The scarcity of the Staatskapelle’s visits here means that it’s seldom included in the same breath as its brethren in Berlin, Amsterdam, and Vienna when the topic of Europe’s great orchestras comes up. It should be. Its sound is transparent but full of depth, with a dark sweetness in the strings, and extra weight in the cellos and basses, and gleaming brass. The players blend well, and there’s a roundedness, a luxuriance in the sound, even at the music’s biggest moments.

The big moments were plentiful. Whatever the concert might have sounded like under Haitink, it would surely have been different. Under Chung, the orchestra served up a full serving of expansive, Romantic-with-a-capital-R Brahms. Chung’s musicmaking is all about intense contrasts, big gestures, and a wide range of tempos. This allowed some moments in the symphony to come through with blistering intensity. I don’t think I’ve heard the codas to the first and the last movement played with the fury that Chung marshaled. The scherzo had a brutal, militant edge to it, which was either exciting or crude, depending on your view. It was like Brahms filtered through a Tchaikovskian lens.

But Brahms is Brahms, not Tchaikovsky, and for all the passion, plenty of other moments — the intricate motivic play and development — seemed to get left by the wayside. Phrases would simply roll one into the other. You knew how you were getting from one exit to another, but the overall sense of the trip seemed to get lost in the commotion.

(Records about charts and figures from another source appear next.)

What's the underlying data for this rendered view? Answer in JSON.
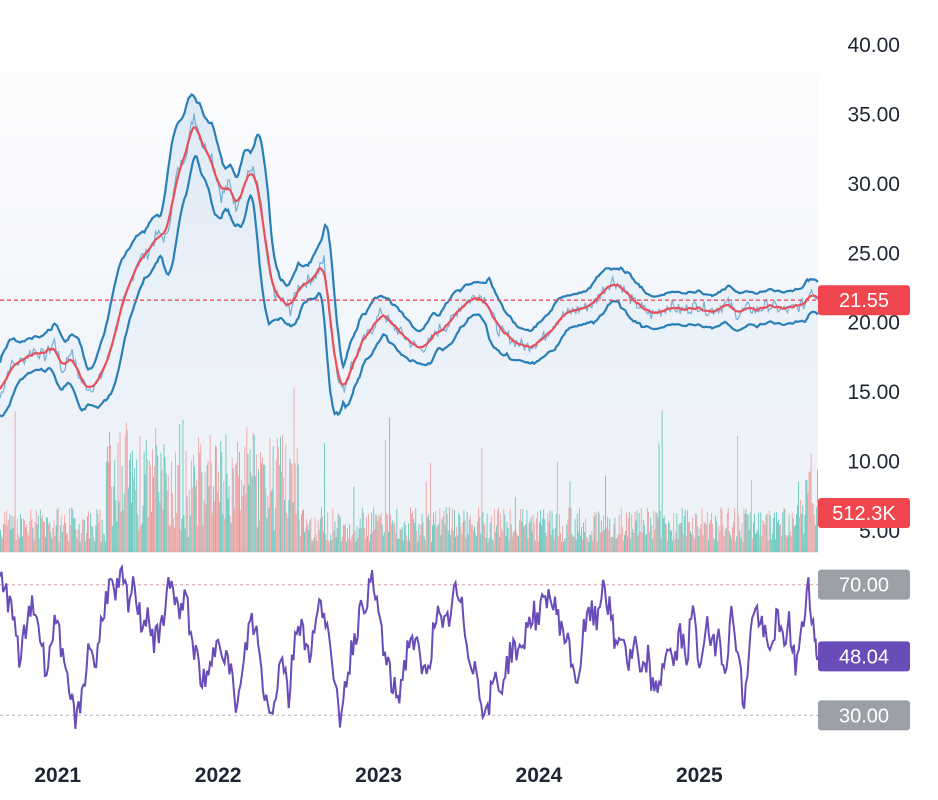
{
  "chart_data": [
    {
      "type": "line",
      "panel": "price",
      "ylim": [
        5,
        40
      ],
      "y_ticks": [
        "40.00",
        "35.00",
        "30.00",
        "25.00",
        "20.00",
        "15.00",
        "10.00",
        "5.00"
      ],
      "y_tick_values": [
        40,
        35,
        30,
        25,
        20,
        15,
        10,
        5
      ],
      "x_ticks": [
        "2021",
        "2022",
        "2023",
        "2024",
        "2025"
      ],
      "x_tick_values": [
        2021,
        2022,
        2023,
        2024,
        2025
      ],
      "xlim": [
        2020.64,
        2025.74
      ],
      "last_price": 21.55,
      "last_price_label": "21.55",
      "last_volume_label": "512.3K",
      "close": [
        [
          2020.64,
          14.5
        ],
        [
          2020.7,
          16.8
        ],
        [
          2020.78,
          17.2
        ],
        [
          2020.85,
          18.0
        ],
        [
          2020.92,
          17.5
        ],
        [
          2020.98,
          18.6
        ],
        [
          2021.03,
          16.3
        ],
        [
          2021.08,
          18.0
        ],
        [
          2021.14,
          15.8
        ],
        [
          2021.2,
          15.2
        ],
        [
          2021.26,
          15.8
        ],
        [
          2021.32,
          17.5
        ],
        [
          2021.38,
          20.3
        ],
        [
          2021.44,
          22.3
        ],
        [
          2021.5,
          24.5
        ],
        [
          2021.56,
          24.9
        ],
        [
          2021.62,
          26.3
        ],
        [
          2021.68,
          26.0
        ],
        [
          2021.74,
          30.5
        ],
        [
          2021.8,
          32.2
        ],
        [
          2021.85,
          35.0
        ],
        [
          2021.9,
          32.8
        ],
        [
          2021.96,
          32.0
        ],
        [
          2022.02,
          29.0
        ],
        [
          2022.07,
          30.0
        ],
        [
          2022.11,
          28.3
        ],
        [
          2022.16,
          29.8
        ],
        [
          2022.21,
          31.2
        ],
        [
          2022.26,
          29.0
        ],
        [
          2022.31,
          24.0
        ],
        [
          2022.35,
          22.0
        ],
        [
          2022.4,
          21.5
        ],
        [
          2022.45,
          20.8
        ],
        [
          2022.5,
          22.5
        ],
        [
          2022.56,
          23.0
        ],
        [
          2022.61,
          23.3
        ],
        [
          2022.66,
          24.5
        ],
        [
          2022.7,
          20.0
        ],
        [
          2022.74,
          16.5
        ],
        [
          2022.78,
          15.0
        ],
        [
          2022.82,
          16.5
        ],
        [
          2022.86,
          17.5
        ],
        [
          2022.9,
          18.5
        ],
        [
          2022.96,
          19.5
        ],
        [
          2023.02,
          20.8
        ],
        [
          2023.08,
          19.8
        ],
        [
          2023.14,
          19.2
        ],
        [
          2023.2,
          18.5
        ],
        [
          2023.26,
          18.0
        ],
        [
          2023.32,
          18.5
        ],
        [
          2023.38,
          19.5
        ],
        [
          2023.44,
          19.8
        ],
        [
          2023.5,
          21.0
        ],
        [
          2023.56,
          21.5
        ],
        [
          2023.62,
          22.0
        ],
        [
          2023.68,
          21.5
        ],
        [
          2023.74,
          19.5
        ],
        [
          2023.8,
          19.0
        ],
        [
          2023.86,
          18.5
        ],
        [
          2023.92,
          18.2
        ],
        [
          2023.98,
          18.5
        ],
        [
          2024.04,
          19.0
        ],
        [
          2024.1,
          20.0
        ],
        [
          2024.16,
          20.5
        ],
        [
          2024.22,
          20.8
        ],
        [
          2024.28,
          21.0
        ],
        [
          2024.34,
          21.3
        ],
        [
          2024.4,
          22.3
        ],
        [
          2024.46,
          23.0
        ],
        [
          2024.52,
          22.5
        ],
        [
          2024.58,
          21.5
        ],
        [
          2024.64,
          21.0
        ],
        [
          2024.7,
          20.5
        ],
        [
          2024.76,
          20.8
        ],
        [
          2024.82,
          21.2
        ],
        [
          2024.88,
          20.8
        ],
        [
          2024.94,
          21.0
        ],
        [
          2025.0,
          21.2
        ],
        [
          2025.06,
          20.8
        ],
        [
          2025.12,
          21.0
        ],
        [
          2025.18,
          21.3
        ],
        [
          2025.24,
          20.5
        ],
        [
          2025.3,
          21.0
        ],
        [
          2025.36,
          20.8
        ],
        [
          2025.42,
          21.2
        ],
        [
          2025.48,
          21.0
        ],
        [
          2025.54,
          20.8
        ],
        [
          2025.6,
          21.0
        ],
        [
          2025.66,
          21.3
        ],
        [
          2025.7,
          22.5
        ],
        [
          2025.74,
          21.55
        ]
      ]
    },
    {
      "type": "bar",
      "panel": "volume",
      "series": [
        {
          "name": "",
          "values": []
        }
      ]
    },
    {
      "type": "line",
      "panel": "rsi",
      "ylim": [
        20,
        80
      ],
      "y_ticks": [
        "70.00",
        "30.00"
      ],
      "y_tick_values": [
        70,
        30
      ],
      "last_value": 48.04,
      "last_value_label": "48.04",
      "rsi": [
        [
          2020.64,
          72
        ],
        [
          2020.68,
          68
        ],
        [
          2020.72,
          60
        ],
        [
          2020.76,
          48
        ],
        [
          2020.8,
          55
        ],
        [
          2020.84,
          65
        ],
        [
          2020.88,
          58
        ],
        [
          2020.92,
          45
        ],
        [
          2020.96,
          52
        ],
        [
          2021.0,
          62
        ],
        [
          2021.04,
          42
        ],
        [
          2021.08,
          35
        ],
        [
          2021.12,
          28
        ],
        [
          2021.16,
          40
        ],
        [
          2021.2,
          52
        ],
        [
          2021.24,
          45
        ],
        [
          2021.28,
          62
        ],
        [
          2021.32,
          70
        ],
        [
          2021.36,
          66
        ],
        [
          2021.4,
          72
        ],
        [
          2021.44,
          64
        ],
        [
          2021.48,
          70
        ],
        [
          2021.52,
          58
        ],
        [
          2021.56,
          62
        ],
        [
          2021.6,
          52
        ],
        [
          2021.64,
          55
        ],
        [
          2021.68,
          68
        ],
        [
          2021.72,
          70
        ],
        [
          2021.76,
          60
        ],
        [
          2021.8,
          66
        ],
        [
          2021.84,
          52
        ],
        [
          2021.88,
          45
        ],
        [
          2021.92,
          38
        ],
        [
          2021.96,
          45
        ],
        [
          2022.0,
          56
        ],
        [
          2022.04,
          50
        ],
        [
          2022.08,
          42
        ],
        [
          2022.12,
          32
        ],
        [
          2022.16,
          45
        ],
        [
          2022.2,
          60
        ],
        [
          2022.24,
          55
        ],
        [
          2022.28,
          40
        ],
        [
          2022.32,
          30
        ],
        [
          2022.36,
          38
        ],
        [
          2022.4,
          50
        ],
        [
          2022.44,
          35
        ],
        [
          2022.48,
          55
        ],
        [
          2022.52,
          60
        ],
        [
          2022.56,
          48
        ],
        [
          2022.6,
          55
        ],
        [
          2022.64,
          65
        ],
        [
          2022.68,
          60
        ],
        [
          2022.72,
          38
        ],
        [
          2022.76,
          30
        ],
        [
          2022.8,
          42
        ],
        [
          2022.84,
          52
        ],
        [
          2022.88,
          60
        ],
        [
          2022.92,
          66
        ],
        [
          2022.96,
          70
        ],
        [
          2023.0,
          62
        ],
        [
          2023.04,
          48
        ],
        [
          2023.08,
          40
        ],
        [
          2023.12,
          35
        ],
        [
          2023.16,
          45
        ],
        [
          2023.2,
          55
        ],
        [
          2023.24,
          50
        ],
        [
          2023.28,
          42
        ],
        [
          2023.32,
          48
        ],
        [
          2023.36,
          62
        ],
        [
          2023.4,
          55
        ],
        [
          2023.44,
          60
        ],
        [
          2023.48,
          68
        ],
        [
          2023.52,
          62
        ],
        [
          2023.56,
          50
        ],
        [
          2023.6,
          45
        ],
        [
          2023.64,
          35
        ],
        [
          2023.68,
          30
        ],
        [
          2023.72,
          42
        ],
        [
          2023.76,
          38
        ],
        [
          2023.8,
          45
        ],
        [
          2023.84,
          52
        ],
        [
          2023.88,
          48
        ],
        [
          2023.92,
          56
        ],
        [
          2023.96,
          62
        ],
        [
          2024.0,
          58
        ],
        [
          2024.04,
          68
        ],
        [
          2024.08,
          65
        ],
        [
          2024.12,
          60
        ],
        [
          2024.16,
          55
        ],
        [
          2024.2,
          48
        ],
        [
          2024.24,
          40
        ],
        [
          2024.28,
          55
        ],
        [
          2024.32,
          62
        ],
        [
          2024.36,
          58
        ],
        [
          2024.4,
          72
        ],
        [
          2024.44,
          62
        ],
        [
          2024.48,
          50
        ],
        [
          2024.52,
          56
        ],
        [
          2024.56,
          45
        ],
        [
          2024.6,
          52
        ],
        [
          2024.64,
          40
        ],
        [
          2024.68,
          48
        ],
        [
          2024.72,
          35
        ],
        [
          2024.76,
          42
        ],
        [
          2024.8,
          52
        ],
        [
          2024.84,
          45
        ],
        [
          2024.88,
          55
        ],
        [
          2024.92,
          48
        ],
        [
          2024.96,
          62
        ],
        [
          2025.0,
          45
        ],
        [
          2025.04,
          58
        ],
        [
          2025.08,
          50
        ],
        [
          2025.12,
          55
        ],
        [
          2025.16,
          45
        ],
        [
          2025.2,
          60
        ],
        [
          2025.24,
          52
        ],
        [
          2025.28,
          30
        ],
        [
          2025.32,
          58
        ],
        [
          2025.36,
          62
        ],
        [
          2025.4,
          55
        ],
        [
          2025.44,
          48
        ],
        [
          2025.48,
          60
        ],
        [
          2025.52,
          52
        ],
        [
          2025.56,
          58
        ],
        [
          2025.6,
          45
        ],
        [
          2025.64,
          55
        ],
        [
          2025.68,
          72
        ],
        [
          2025.72,
          52
        ],
        [
          2025.74,
          48.04
        ]
      ]
    }
  ],
  "colors": {
    "price_line": "#2a7fb6",
    "band_line": "#2a7fb6",
    "ma_line": "#e8505b",
    "area_fill": "#e6eff8",
    "volume_up": "#3cb8a8",
    "volume_down": "#ef8a8a",
    "rsi_line": "#6a4cb8",
    "last_price_tag": "#f0474f",
    "rsi_tag": "#6a4cb8",
    "level_tag": "#9aa0a6",
    "dashed_price": "#e8505b"
  }
}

The concerto fared better. The volatile Chung and the no-nonsense Ax may seem an odd couple, but the pairing brought out the best in each. Ax’s greatest asset is his clarity, and it was rewarding to hear him play with dead-on accuracy lines that often come off as a blur. He produced a sound broad and deep enough to match the orchestra’s, even at its height, and he loosened his classical leanings just enough for Chung to tighten his control over the flow of the music.

The high point was a beautifully suspended rendition of the slow movement that featured a gorgeous, warm solo from the orchestra’s first cellist, Wolfgang-Emmanuel Schmidt. Almost as soon as the final notes sounded, Ax jumped up and dragged Schmidt out to take a bow with him, and he repeated the gesture during the curtain calls that followed. It was a selfless, classy move, and a fitting end to a performance in which everyone seemed to be working toward a greater good. That should be a code of its own.